A. Examen de la partie liquide.

La partie filtrée était claire, d'une teinte légèrement jaunâtre, de la même odeur et saveur que précédemment. Même action sur le papier de tournesol. Elle fut exposée à une température de 70 à 75° pendant une heure environ; l'albumine s'étant coagulée fut séparée par la filtration ; puis le liquide fut évaporé au bain marie jusqu'en consistance sirupeuse; traité par l'alcool il donna un précipité de nature. gommeuse et extractive. Pendant l'évaporation on remarquait çà et là surnageant, un liquide de couleur jaune brunâtre, d'apparence huileuse, d'une odeur assez forte, qui rappelle bien celle du savon blanc ranci ; ce liquide fut enlevé avec soin pour être examiné.
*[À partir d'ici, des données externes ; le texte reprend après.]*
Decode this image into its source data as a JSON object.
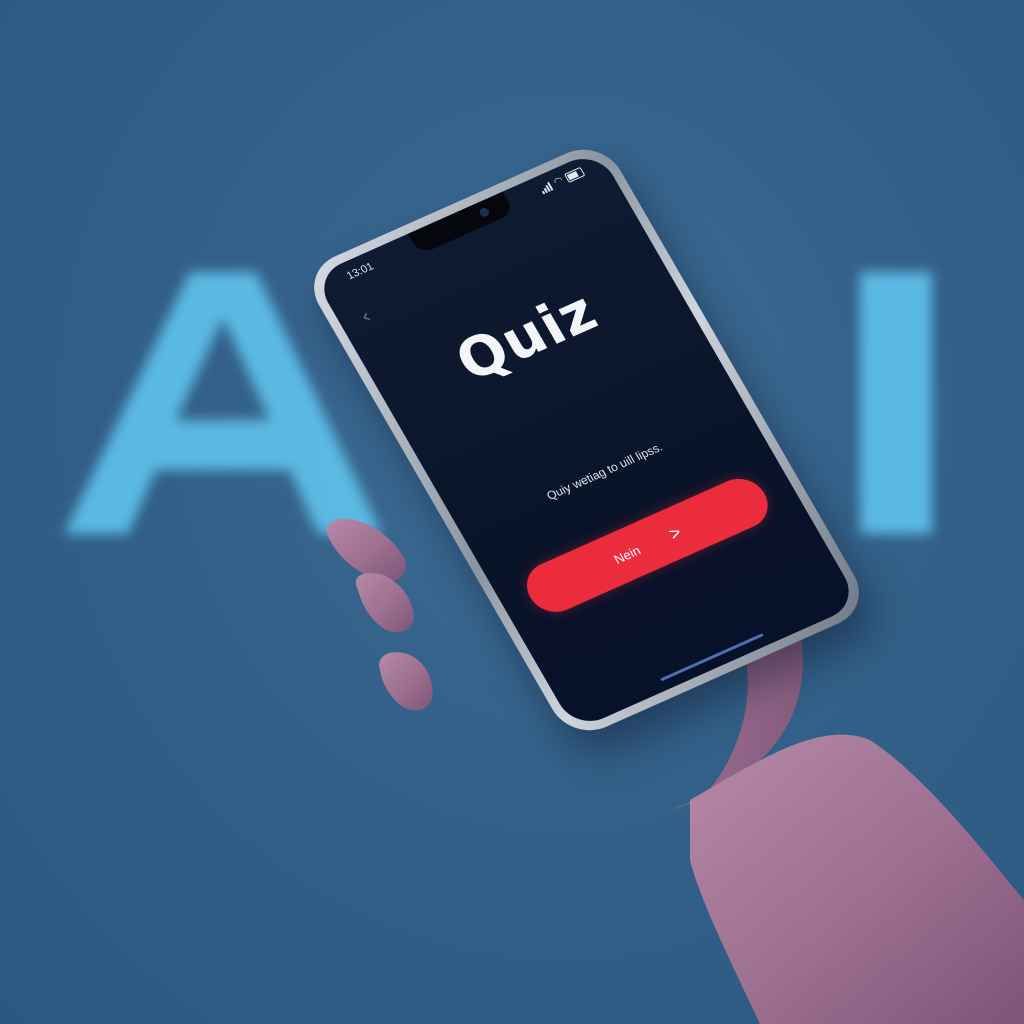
{
  "background": {
    "letters": [
      "A",
      "I"
    ],
    "color": "#3f6d97",
    "letter_color": "#5fc3ec"
  },
  "phone": {
    "status_bar": {
      "time": "13:01",
      "icons": [
        "signal-icon",
        "wifi-icon",
        "battery-icon"
      ]
    },
    "back_icon": "chevron-left-icon",
    "back_glyph": "‹",
    "title": "Quiz",
    "subtitle": "Quiy wetiag to uill lipss.",
    "next_button": {
      "label": "Nein",
      "icon": "chevron-right-icon",
      "glyph": ">",
      "color": "#ea2c3d"
    },
    "screen_color": "#0a1429"
  }
}
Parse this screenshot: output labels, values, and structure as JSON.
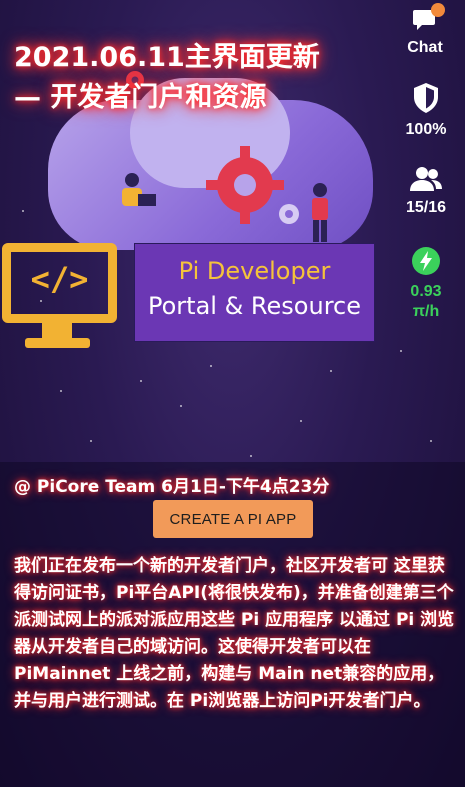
{
  "headline": {
    "line1": "2021.06.11主界面更新",
    "line2": "— 开发者门户和资源"
  },
  "rail": {
    "chat": {
      "label": "Chat",
      "icon": "chat-bubble-icon"
    },
    "security": {
      "value": "100%",
      "icon": "shield-icon"
    },
    "team": {
      "value": "15/16",
      "icon": "people-icon"
    },
    "mining": {
      "rate": "0.93",
      "unit": "π/h",
      "icon": "lightning-icon",
      "color": "#3bd15b"
    }
  },
  "banner": {
    "title_line1": "Pi Developer",
    "title_line2": "Portal & Resource"
  },
  "post": {
    "author_line": "@ PiCore Team 6月1日-下午4点23分",
    "cta_label": "CREATE A PI APP",
    "body": "我们正在发布一个新的开发者门户，社区开发者可 这里获得访问证书，Pi平台API(将很快发布)，并准备创建第三个派测试网上的派对派应用这些 Pi 应用程序 以通过 Pi 浏览器从开发者自己的域访问。这使得开发者可以在PiMainnet 上线之前，构建与 Main net兼容的应用，并与用户进行测试。在 Pi浏览器上访问Pi开发者门户。"
  },
  "colors": {
    "glow": "#ff2a2a",
    "button": "#f29a59",
    "banner_bg": "#6b37b4",
    "banner_title": "#f5c33b",
    "monitor": "#f2b233"
  }
}
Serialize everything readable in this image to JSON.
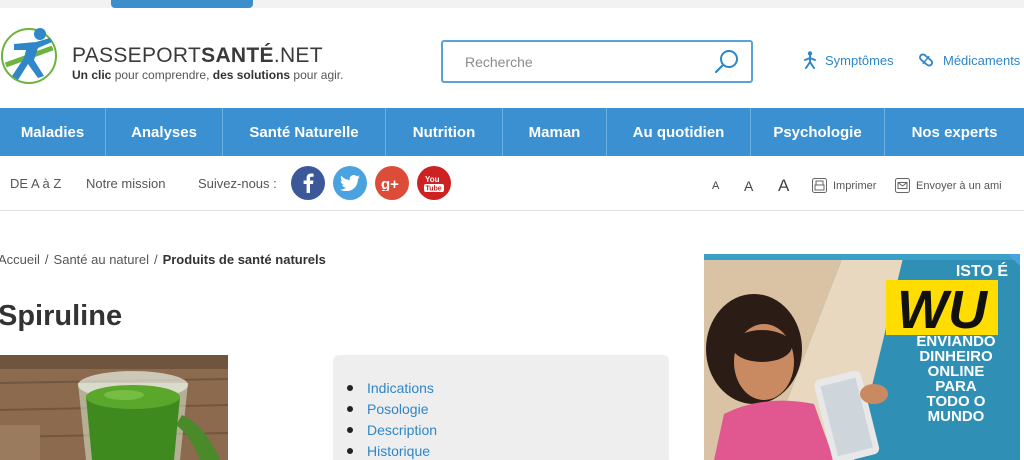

La solution alcoolique était jaune paille, après vingt-quatre heures elle était claire; elle fut séparée du précipité seulement par décantation et soumise à une évaporation spontanée; après quelques jours on remarquait une foule de petits cristaux qui tapissaient les parois de la capsule; je les considérai de prime abord comme du sucre cristallisé, vu l'abondance du principe sucré ; pendant l'évaporation il s'était encore déposé sur les parois de la capsule de la matière gommeuse.

B. Examen de la matière restée sur le filtre.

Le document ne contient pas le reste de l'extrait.